“The soul who sins is the one who will die.” Ezekiel 18:4
The word of God must stand whether it is promising eternal life or the sentence of death. If God changed his mind, we would not be able to trust him; but we know that he never changes and is always faithful to his word. James 1:17; Malachi 3:6
The sentence of death would be carried out. Adam did not die instantly from a thunderbolt from heaven, but began to die from the moment he was sentenced. It was a slow process—Adam lived nine hundred and thirty years (Genesis 5:5). During Adam’s day (time period), the death sentence of Genesis 2:17 “thou shalt surely die” can be very emphatically stated by the Hebrew idiom, “Dying thou shalt die.” All of Adam and Eve’s children would be born im- perfect and under the same sentence of death. Adam and Eve were sent away from the trees of life in Eden and into the part of the earth that was still a wilderness. For six thousand years their descendants would suffer and die. The death penalty brought with it much sorrow and pain and trouble to everyone.

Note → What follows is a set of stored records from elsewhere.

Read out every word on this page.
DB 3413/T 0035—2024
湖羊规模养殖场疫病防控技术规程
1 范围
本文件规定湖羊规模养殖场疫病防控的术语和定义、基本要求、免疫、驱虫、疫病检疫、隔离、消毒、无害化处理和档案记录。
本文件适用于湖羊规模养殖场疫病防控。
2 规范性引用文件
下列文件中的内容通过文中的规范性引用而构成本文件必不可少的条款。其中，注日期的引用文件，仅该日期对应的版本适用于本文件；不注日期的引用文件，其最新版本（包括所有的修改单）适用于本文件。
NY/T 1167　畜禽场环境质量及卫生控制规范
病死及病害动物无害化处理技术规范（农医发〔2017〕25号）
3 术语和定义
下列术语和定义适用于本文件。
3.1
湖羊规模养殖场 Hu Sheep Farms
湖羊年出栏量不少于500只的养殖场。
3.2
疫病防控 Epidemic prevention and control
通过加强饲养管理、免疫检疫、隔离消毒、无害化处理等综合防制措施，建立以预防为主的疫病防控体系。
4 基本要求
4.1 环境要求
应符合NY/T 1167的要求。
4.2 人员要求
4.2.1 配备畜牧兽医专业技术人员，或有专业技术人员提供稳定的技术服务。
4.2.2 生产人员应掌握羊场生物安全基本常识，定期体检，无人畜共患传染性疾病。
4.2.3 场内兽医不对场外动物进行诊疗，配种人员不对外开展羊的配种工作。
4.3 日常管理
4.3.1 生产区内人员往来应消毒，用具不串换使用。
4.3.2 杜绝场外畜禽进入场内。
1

So the disobedience of Adam and Eve caused them to lose their lovely garden home and their fellowship with their Creator. God placed a cherubim with a flaming sword at the entrance to the garden so Adam and Eve could not eat of the perfect food that was there, especially from the Tree of Life. As time passed, Eden would become full of weeds and thorns and thistles like the rest of the earth.

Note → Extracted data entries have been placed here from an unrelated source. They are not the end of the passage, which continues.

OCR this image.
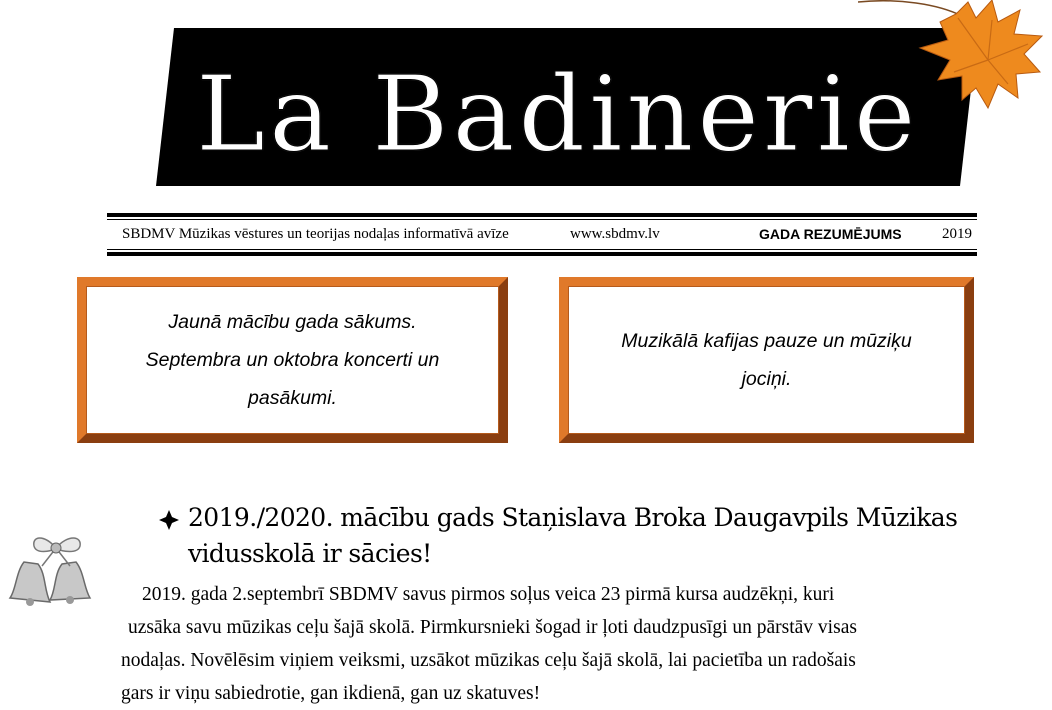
La Badinerie
SBDMV Mūzikas vēstures un teorijas nodaļas informatīvā avīze	www.sbdmv.lv	GADA REZUMĒJUMS	2019

Jaunā mācību gada sākums.
Septembra un oktobra koncerti un
pasākumi.

Muzikālā kafijas pauze un mūziķu
jociņi.

2019./2020. mācību gads Staņislava Broka Daugavpils Mūzikas
vidusskolā ir sācies!
2019. gada 2.septembrī SBDMV savus pirmos soļus veica 23 pirmā kursa audzēkņi, kuri
uzsāka savu mūzikas ceļu šajā skolā. Pirmkursnieki šogad ir ļoti daudzpusīgi un pārstāv visas
nodaļas. Novēlēsim viņiem veiksmi, uzsākot mūzikas ceļu šajā skolā, lai pacietība un radošais
gars ir viņu sabiedrotie, gan ikdienā, gan uz skatuves!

Adam and Eve had to work hard to get enough to eat. They worked long hours to make gardens and a new home to live in. It must have been difficult for them as they remembered how wonderful it had been when they lived in the garden God had made for them.

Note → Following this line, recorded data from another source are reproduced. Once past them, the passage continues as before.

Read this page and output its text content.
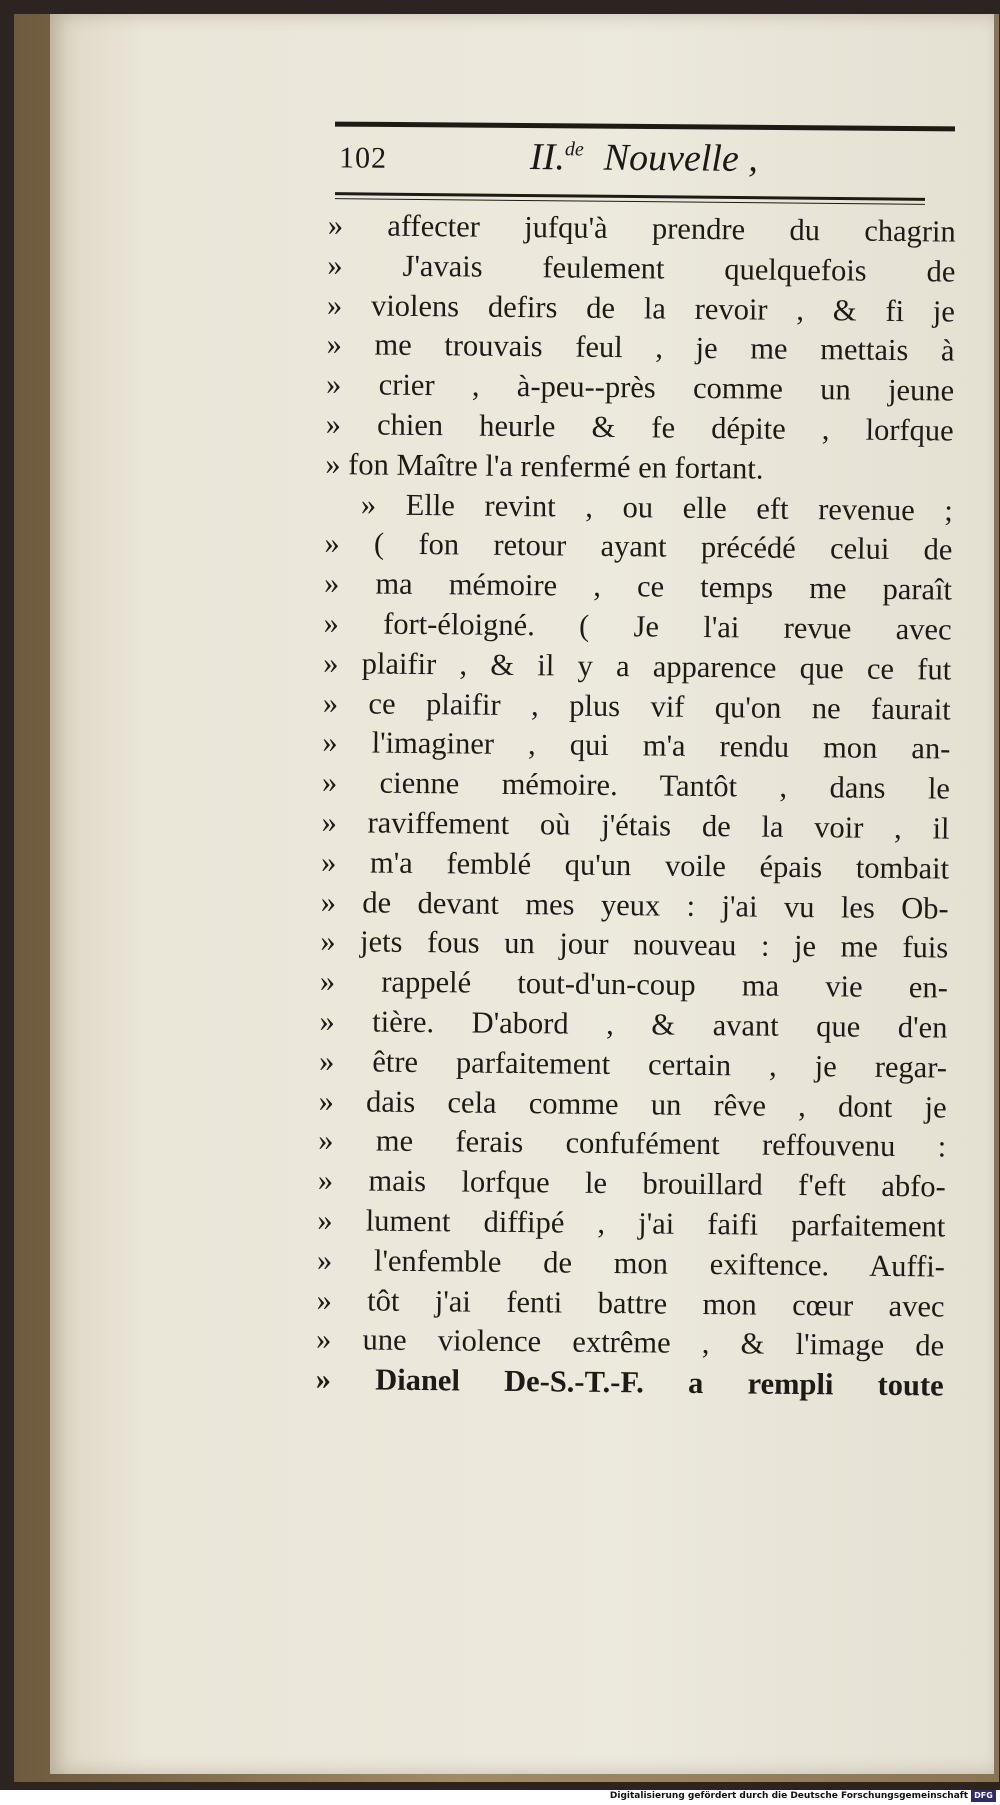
102	II.$^{de}$ Nouvelle ,
» affecter jufqu'à prendre du chagrin
» J'avais feulement quelquefois de
» violens defirs de la revoir , & fi je
» me trouvais feul , je me mettais à
» crier , à-peu--près comme un jeune
» chien heurle & fe dépite , lorfque
» fon Maître l'a renfermé en fortant.
» Elle revint , ou elle eft revenue ;
» ( fon retour ayant précédé celui de
» ma mémoire , ce temps me paraît
» fort-éloigné. ( Je l'ai revue avec
» plaifir , & il y a apparence que ce fut
» ce plaifir , plus vif qu'on ne faurait
» l'imaginer , qui m'a rendu mon an-
» cienne mémoire. Tantôt , dans le
» raviffement où j'étais de la voir , il
» m'a femblé qu'un voile épais tombait
» de devant mes yeux : j'ai vu les Ob-
» jets fous un jour nouveau : je me fuis
» rappelé tout-d'un-coup ma vie en-
» tière. D'abord , & avant que d'en
» être parfaitement certain , je regar-
» dais cela comme un rêve , dont je
» me ferais confufément reffouvenu :
» mais lorfque le brouillard f'eft abfo-
» lument diffipé , j'ai faifi parfaitement
» l'enfemble de mon exiftence. Auffi-
» tôt j'ai fenti battre mon cœur avec
» une violence extrême , & l'image de
» Dianel De-S.-T.-F. a rempli toute
Digitalisierung gefördert durch die Deutsche Forschungsgemeinschaft DFG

Eventually they died, and their children and their children’s children died also because all were under the sentence of death through Adam.
But God knew this would happen and had already planned how he would some day bring them all back to life on earth. It was for this cause that Jesus came to earth and died for mankind. His death and resurrection rescued mankind from the death sentence that came upon Adam. He did this willingly and with love for all people.
Adam and Eve were sent away from the tree of life in Eden.